The ROT simply says that at an aperture of F/10, if you focus at one tenth of the focal length of the lens (in meters), your infinity blur (ie the circle of confusion, CoC) will be the focal length in microns. That is the ROT focus point is the hyperfocal focus point for a CoC of FL in microns.
Focusing at the ROT focus points gives a depth of field between ROT/2 to infinity.
Further, to adjust the quality, to smaller or greater infinity blurs, all one need do is adjust the focus distance by the ratio of the required blur to the (ROT) FL-based blur.
Finally, to move away from using F/10, all one need do is adjust the focus distance by the ratio of the required aperture to F/10. That is, if you wish to use F/5.6 (half of F/10) you would simply refocus at double the F/10 ROT distance.
As an example, with a 10mm lens at F/10, one would focus at 10/10 or 1m, giving an infinity blur of 10 microns and a depth of field from 0.5m (1.0/2) to infinity.
If one wished to relax the blur criterion to, say, an OK 30 microns (triple the high quality 10 microns ROT figure), all one would need do is simply refocus at one third of the basic ROT number, ie 1.0/3 or around 0.34 m.
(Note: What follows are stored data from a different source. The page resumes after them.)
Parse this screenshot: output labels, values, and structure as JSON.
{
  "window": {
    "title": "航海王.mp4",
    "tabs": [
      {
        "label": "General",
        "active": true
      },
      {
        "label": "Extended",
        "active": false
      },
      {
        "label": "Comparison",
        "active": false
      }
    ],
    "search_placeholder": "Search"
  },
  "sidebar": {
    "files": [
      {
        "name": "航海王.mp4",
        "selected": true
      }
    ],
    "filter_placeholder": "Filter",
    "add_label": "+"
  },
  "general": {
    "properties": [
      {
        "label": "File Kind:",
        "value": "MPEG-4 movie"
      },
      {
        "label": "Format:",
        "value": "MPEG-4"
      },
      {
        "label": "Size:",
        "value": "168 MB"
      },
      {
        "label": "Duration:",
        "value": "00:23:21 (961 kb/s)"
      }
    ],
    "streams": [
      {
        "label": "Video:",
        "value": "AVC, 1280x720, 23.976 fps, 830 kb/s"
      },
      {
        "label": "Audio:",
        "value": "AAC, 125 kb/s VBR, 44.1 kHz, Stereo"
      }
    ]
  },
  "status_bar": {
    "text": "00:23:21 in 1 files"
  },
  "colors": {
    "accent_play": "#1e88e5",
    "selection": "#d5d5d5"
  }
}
Thus, giving a depth of field of 0.17 m (0.34/2) to infinity, at an infinity blur (CoC) of 30 microns, ie still an OK number for a full frame sensor.
The previous post also, pragmatically, suggested that infinity blurs between 10 and 30 microns is where one should be seeking focus solutions using a full frame (say, 20-10 microns on a crop sensor). Noting that for on-screen viewing one could relax the blur beyond 30, but in doing so one would eliminate the ability to print to a satisfactory quality. Thus, I suggest one sticks with the 10-30 micron blur (or CoC) criterion unless you really will only project on screen.
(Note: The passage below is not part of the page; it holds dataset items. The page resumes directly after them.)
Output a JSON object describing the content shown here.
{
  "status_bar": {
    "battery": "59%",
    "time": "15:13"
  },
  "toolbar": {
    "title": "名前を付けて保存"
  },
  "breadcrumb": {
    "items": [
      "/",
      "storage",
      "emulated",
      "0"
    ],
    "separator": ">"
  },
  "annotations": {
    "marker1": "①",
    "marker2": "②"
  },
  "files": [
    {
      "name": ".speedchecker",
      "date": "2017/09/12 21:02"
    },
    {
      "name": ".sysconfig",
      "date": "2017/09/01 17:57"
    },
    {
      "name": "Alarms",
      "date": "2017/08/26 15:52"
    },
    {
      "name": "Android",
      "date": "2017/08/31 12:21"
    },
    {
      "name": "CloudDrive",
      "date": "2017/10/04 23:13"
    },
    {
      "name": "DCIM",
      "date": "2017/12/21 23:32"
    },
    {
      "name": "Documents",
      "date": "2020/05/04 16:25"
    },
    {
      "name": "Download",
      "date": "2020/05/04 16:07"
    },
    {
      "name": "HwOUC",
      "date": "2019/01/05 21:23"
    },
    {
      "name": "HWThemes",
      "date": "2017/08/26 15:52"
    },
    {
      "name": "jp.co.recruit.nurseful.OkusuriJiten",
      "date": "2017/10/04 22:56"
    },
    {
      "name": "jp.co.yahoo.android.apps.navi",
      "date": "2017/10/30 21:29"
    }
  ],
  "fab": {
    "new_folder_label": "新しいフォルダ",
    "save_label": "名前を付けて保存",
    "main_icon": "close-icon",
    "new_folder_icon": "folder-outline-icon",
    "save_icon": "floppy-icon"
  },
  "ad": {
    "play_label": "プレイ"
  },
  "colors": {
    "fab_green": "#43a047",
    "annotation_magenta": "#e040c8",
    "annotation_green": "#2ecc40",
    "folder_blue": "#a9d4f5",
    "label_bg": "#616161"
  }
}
In other posts I also introduced a simple procedure for focus stacking, once again based on what this post calls the ROT focus point, ie the FL/10 focus. See http://photography.grayheron.net/2017/09/unlocking-power-of-hyperfocal-distance.html
Thus, if we call our ROT focus point, R, if one wished to achieve a greater near field focus cover, ie better that the R/2 near field point; all one needed to do, to ensure each focus bracket touches the last one, is to focus at the odd number fractional values or R, ie R/3, R/5, R/7 etc.
The depth of field would then, following focus stacking in post, become R/(x+1) to infinity. Where x is the final focus bracket denominator. For example, if one took four focus brackets, at R (ie R/1), R/3, R/5 and R/7, the depth of field coverage would extend from R/8 to infinity. We also see how the focus coverage narrows rather quickly once you focus short of the ROT (hyperfocal) point (eg at R/5 the depth of field is R/4 to R/6) and therefore, one needs to really need the extra focus coverage to go past one of two additional focus brackets.
As an example, let’s assume we are shooting with a 24mm lens. The ROT focus point, at F/10, is 2.4m, at an infinity blur (CoC) of 24 microns. Giving a depth of field of 1.2 m (2.4/2) to infinity. Let’s further assume that 24 micron blur quality is an acceptable one, but that we need to do better in the near field (as the focus falls off rather fast here, compared to the far field). That is, say, we have a feature of interest at 0.5 m we wish to bring into focus.
Without focus stacking the focus field looks like this, where a unity blur is 24 microns. This plot also shows the usual defocus characteristics: the far field asymptotically going to the infinity blur (24 microns here) and the near field quickly going towards infinity. We can also see that a single image won't meet our goal of covering a feature of interest at 0.5m.
[BTW the above two plots are screen captures from the online version of cBlur: http://cblur.org/en/. To set unity to specific blurs you need to do the following: put cBlur's desired image resolution into sensor resolution mode and use the following Mpixel number: 3333/(FL*FL). Thus at 24mm focal length the Mpixel you should use is: 3333/(24*24) = 5.786. Doing this the unity blur in cBlur becomes the 24 micron in this case.]
Looking back at our example, as a single extra focus bracket is not enough, we need to take one more at the next position, ie ROT/5 or 0.48 m, giving an additional focus cover between ROT/4 and ROT/6 or 0.6 to 0.4 m.
Thus we end up shooting the following focus brackets, using a blur (CoC) of 24 microns:
- Bracket 1 @ 2.4 m, covering infinity to 1.2 m
- Bracket 2 @ 0.8 m, covering 1.2 m to 0.6 m
- Bracket 3 @ 0.48 m, covering 0.6 to 0.4 m
- Take the first image as twice the ROT value
- Take the second one at half the ROT value
Finally, we need to recognise that knowing the ROT doesn’t do the focusing for us! The ROT information simply informs you where you need to focus. You will still need to focus your lens at the indicated ROT distances, eg using auto focus and pointing to an area on the scene that you believe to be at the required distance or using Live View and focus peaking at the required distance.
What the ROT does is give you the best information to inform your focusing, eg better than assuming one third into the image is (always) OK.
In this post we have seen that, by using the Rule of 10, we can estimate all our focus information in our head using simple arithmetic, whether we wish to focus bracket or not. In future posts I will carry on exploring the ROT focusing strategy and its power.
As usual I welcome any feedback on my posts.